In this embodiment, the label is a color label, the proxy shapes corresponding to different devices render different colors, and a one-to-one mapping relationship between the colors and the device identifiers is established; and reading the color value of the pixel according to the corresponding relation between the proxy-shaped body in the virtual synthesized image and the position of the equipment in the current frame image, determining the equipment identification of the equipment corresponding to the color value in the current frame image, and determining the imaging area of the equipment in the current frame image according to the area range of the color value pixel.

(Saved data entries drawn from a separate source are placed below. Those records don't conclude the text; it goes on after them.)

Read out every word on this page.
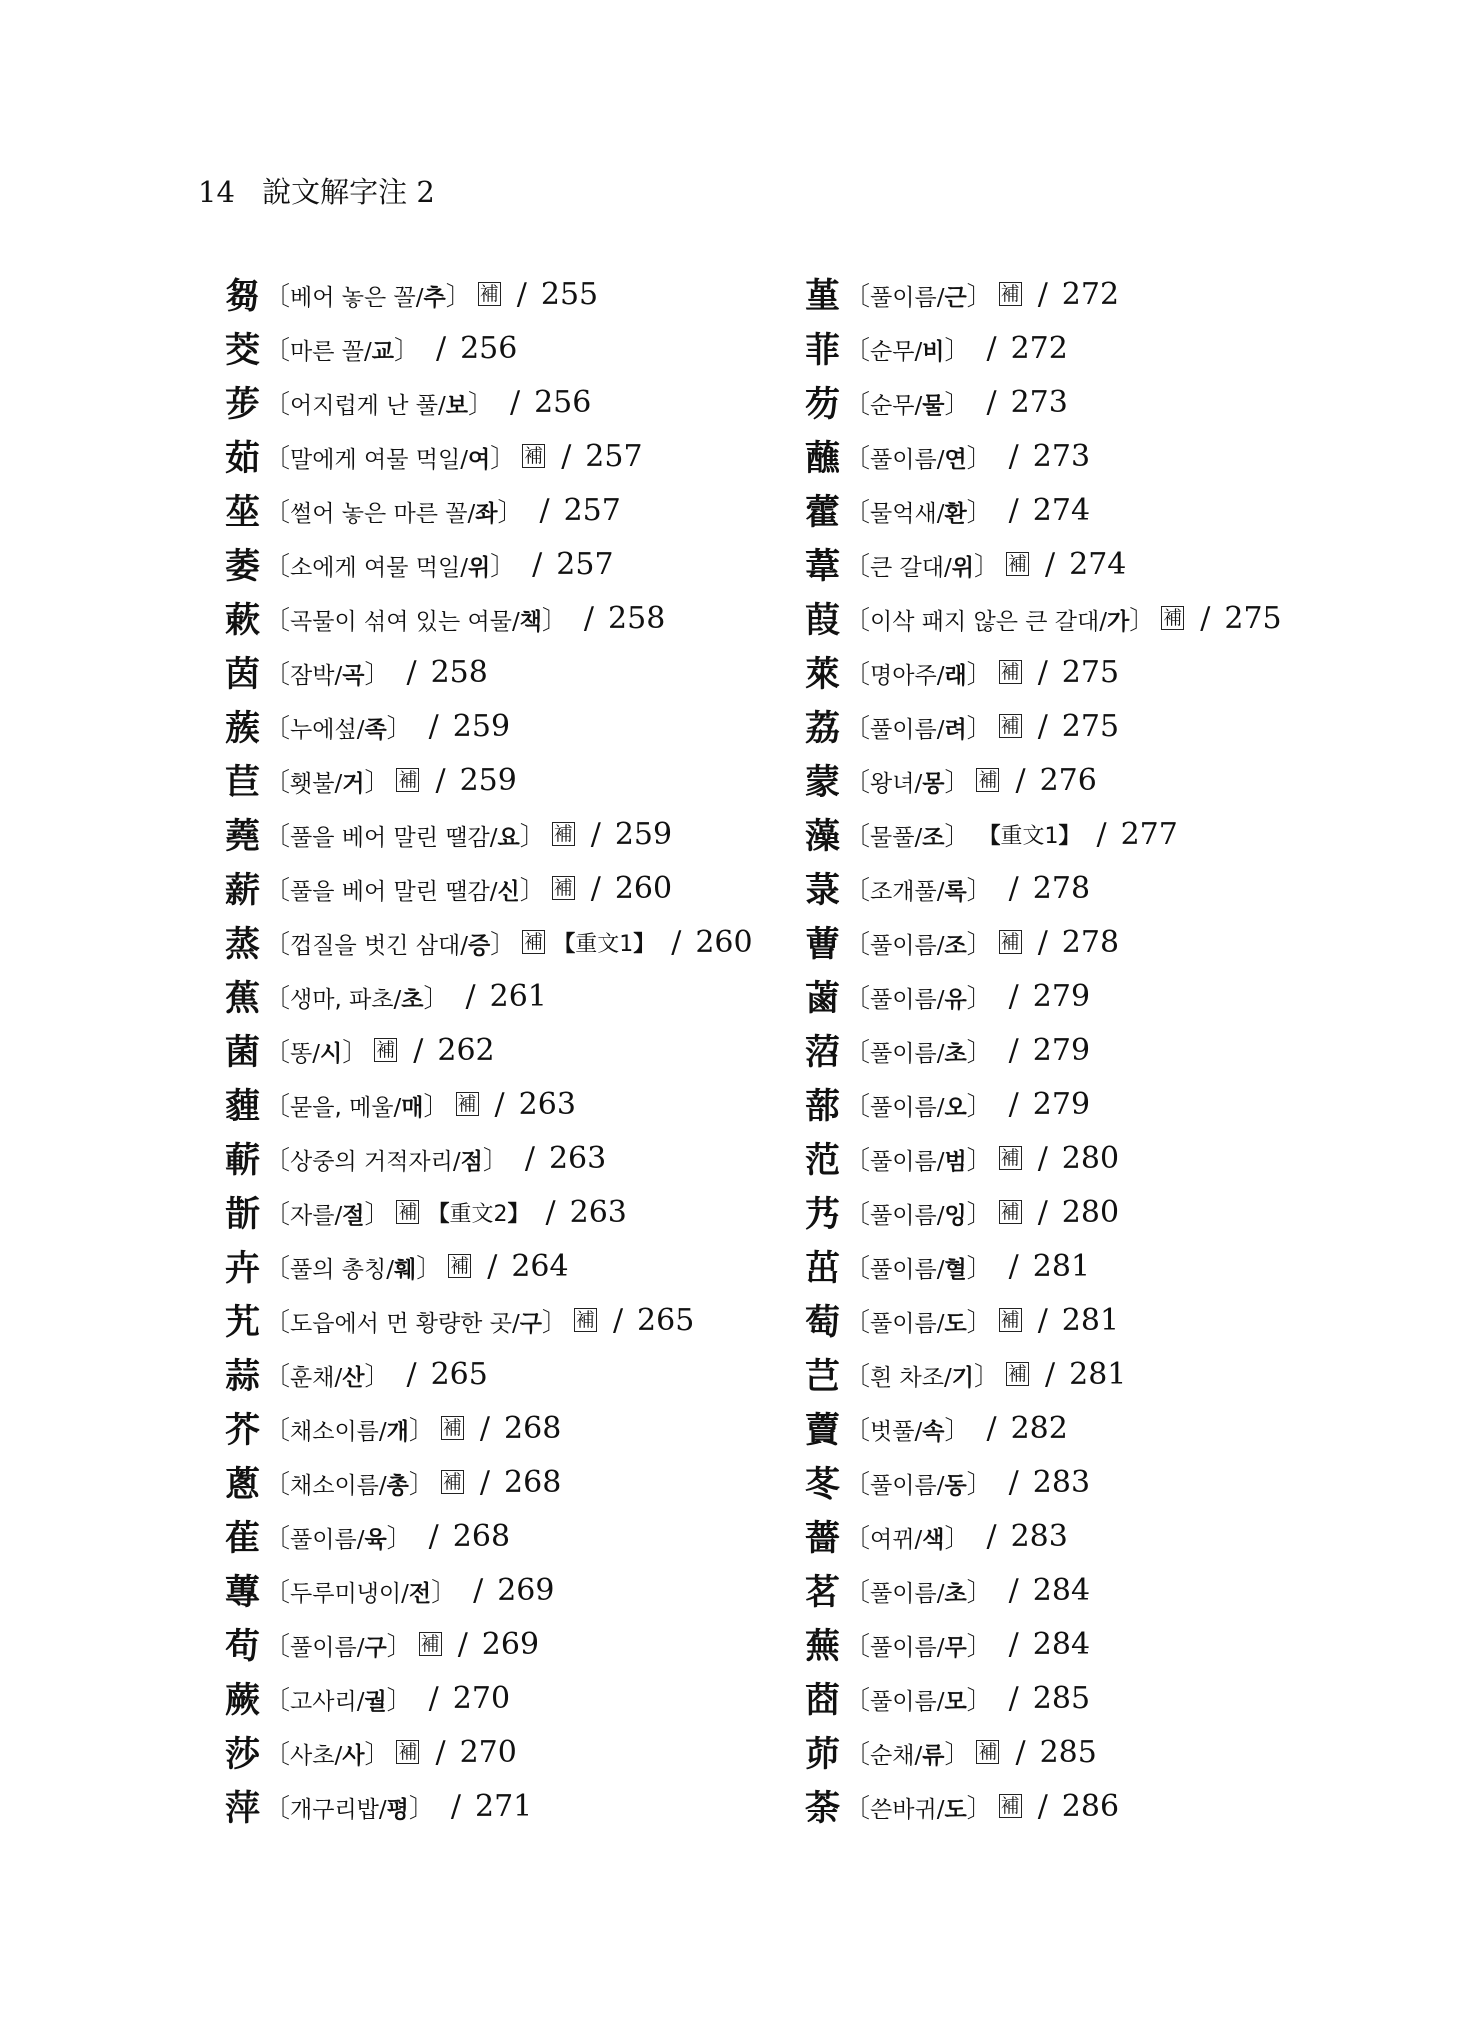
14 說文解字注 2
芻 〔베어 놓은 꼴/추〕 補 / 255
茭 〔마른 꼴/교〕 / 256
荹 〔어지럽게 난 풀/보〕 / 256
茹 〔말에게 여물 먹일/여〕 補 / 257
莝 〔썰어 놓은 마른 꼴/좌〕 / 257
萎 〔소에게 여물 먹일/위〕 / 257
蔌 〔곡물이 섞여 있는 여물/책〕 / 258
茵 〔잠박/곡〕 / 258
蔟 〔누에섶/족〕 / 259
苣 〔횃불/거〕 補 / 259
蕘 〔풀을 베어 말린 땔감/요〕 補 / 259
薪 〔풀을 베어 말린 땔감/신〕 補 / 260
蒸 〔껍질을 벗긴 삼대/증〕 補 【重文1】 / 260
蕉 〔생마, 파초/초〕 / 261
菌 〔똥/시〕 補 / 262
薶 〔묻을, 메울/매〕 補 / 263
蔪 〔상중의 거적자리/점〕 / 263
斮 〔자를/절〕 補 【重文2】 / 263
卉 〔풀의 총칭/훼〕 補 / 264
艽 〔도읍에서 먼 황량한 곳/구〕 補 / 265
蒜 〔훈채/산〕 / 265
芥 〔채소이름/개〕 補 / 268
蔥 〔채소이름/총〕 補 / 268
萑 〔풀이름/육〕 / 268
蓴 〔두루미냉이/전〕 / 269
苟 〔풀이름/구〕 補 / 269
蕨 〔고사리/궐〕 / 270
莎 〔사초/사〕 補 / 270
萍 〔개구리밥/평〕 / 271
堇 〔풀이름/근〕 補 / 272
菲 〔순무/비〕 / 272
芴 〔순무/물〕 / 273
蘸 〔풀이름/연〕 / 273
藿 〔물억새/환〕 / 274
葦 〔큰 갈대/위〕 補 / 274
葭 〔이삭 패지 않은 큰 갈대/가〕 補 / 275
萊 〔명아주/래〕 補 / 275
荔 〔풀이름/려〕 補 / 275
蒙 〔왕녀/몽〕 補 / 276
藻 〔물풀/조〕 【重文1】 / 277
菉 〔조개풀/록〕 / 278
蓸 〔풀이름/조〕 補 / 278
蓾 〔풀이름/유〕 / 279
菬 〔풀이름/초〕 / 279
蔀 〔풀이름/오〕 / 279
范 〔풀이름/범〕 補 / 280
艿 〔풀이름/잉〕 補 / 280
茁 〔풀이름/혈〕 / 281
萄 〔풀이름/도〕 補 / 281
芑 〔흰 차조/기〕 補 / 281
藚 〔벗풀/속〕 / 282
苳 〔풀이름/동〕 / 283
薔 〔여뀌/색〕 / 283
茗 〔풀이름/초〕 / 284
蕪 〔풀이름/무〕 / 284
莔 〔풀이름/모〕 / 285
茆 〔순채/류〕 補 / 285
荼 〔쓴바귀/도〕 補 / 286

For example, the statistical pixel color value is the maximum coordinate value and the minimum coordinate value of the abscissa and the ordinate of all the pixels of the color of the device a, and a rectangular region can be defined, and the region can be estimated as the imaging region of the device a.

In this embodiment, a workshop information display setting module and an AR information display interface library are further employed, the AR display interface library defines multiple types of display interfaces, and the workshop information display setting module is configured to set a display interface type of each device parameter and/or digital twin information and information or parameters displayed by the interface; in the step 5, after the digital twin information of the equipment and the information display area of the equipment are obtained, the setting of the equipment in the workshop information display setting module is read, and the type of the display interface and the information or parameters to be displayed are obtained; in the step 6, a display interface of a corresponding type is acquired from the AR information display interface library according to the acquired display interface type, the display interface is superimposed on the information display area of the device in the current frame image, and the device information or parameters to be displayed are displayed through the display interface.

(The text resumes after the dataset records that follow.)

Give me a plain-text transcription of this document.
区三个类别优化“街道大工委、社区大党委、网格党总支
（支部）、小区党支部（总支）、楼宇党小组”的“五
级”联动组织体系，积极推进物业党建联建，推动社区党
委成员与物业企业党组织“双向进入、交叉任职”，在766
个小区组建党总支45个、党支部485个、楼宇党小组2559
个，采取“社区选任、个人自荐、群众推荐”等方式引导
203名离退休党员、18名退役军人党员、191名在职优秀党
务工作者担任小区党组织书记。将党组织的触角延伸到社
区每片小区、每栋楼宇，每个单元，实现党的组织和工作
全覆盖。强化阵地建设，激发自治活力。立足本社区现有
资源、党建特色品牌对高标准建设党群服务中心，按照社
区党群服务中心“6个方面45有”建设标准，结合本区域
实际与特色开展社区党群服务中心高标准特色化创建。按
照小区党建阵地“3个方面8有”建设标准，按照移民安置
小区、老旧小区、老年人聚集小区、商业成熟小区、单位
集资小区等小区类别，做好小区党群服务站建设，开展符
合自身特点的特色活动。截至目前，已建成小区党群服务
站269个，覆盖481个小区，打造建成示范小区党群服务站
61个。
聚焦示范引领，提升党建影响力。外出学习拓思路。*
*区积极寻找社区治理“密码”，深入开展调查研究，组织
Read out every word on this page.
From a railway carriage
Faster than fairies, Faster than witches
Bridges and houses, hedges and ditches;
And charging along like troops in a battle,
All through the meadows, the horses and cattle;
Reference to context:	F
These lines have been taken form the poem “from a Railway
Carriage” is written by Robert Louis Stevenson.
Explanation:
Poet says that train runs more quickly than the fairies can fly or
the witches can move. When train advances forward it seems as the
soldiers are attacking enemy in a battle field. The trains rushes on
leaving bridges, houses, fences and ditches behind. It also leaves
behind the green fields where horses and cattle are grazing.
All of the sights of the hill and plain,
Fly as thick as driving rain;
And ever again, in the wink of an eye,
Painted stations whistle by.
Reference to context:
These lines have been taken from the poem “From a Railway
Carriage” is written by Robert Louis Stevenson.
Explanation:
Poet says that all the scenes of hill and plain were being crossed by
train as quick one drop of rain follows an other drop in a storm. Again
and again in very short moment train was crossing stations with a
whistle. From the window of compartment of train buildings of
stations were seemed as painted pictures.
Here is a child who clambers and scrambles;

The device that needs to display device information is identified according to user settings, specifically: setting to display all the device information, and in the step 4, identifying all the devices in the current frame image;

or, setting to display the information of the device pointed by the mouse, in the step 4, reading the position of the mouse on the current frame image, determining the position of the mouse in the three-dimensional labeling model according to the conversion relation between the physical workshop coordinate system and the workshop three-dimensional labeling model coordinate system, thereby determining the label corresponding to the proxy shape body at the position, and identifying the device identifier corresponding to the device pointed by the mouse in the current frame image and the imaging area of the device on the current frame image according to the label.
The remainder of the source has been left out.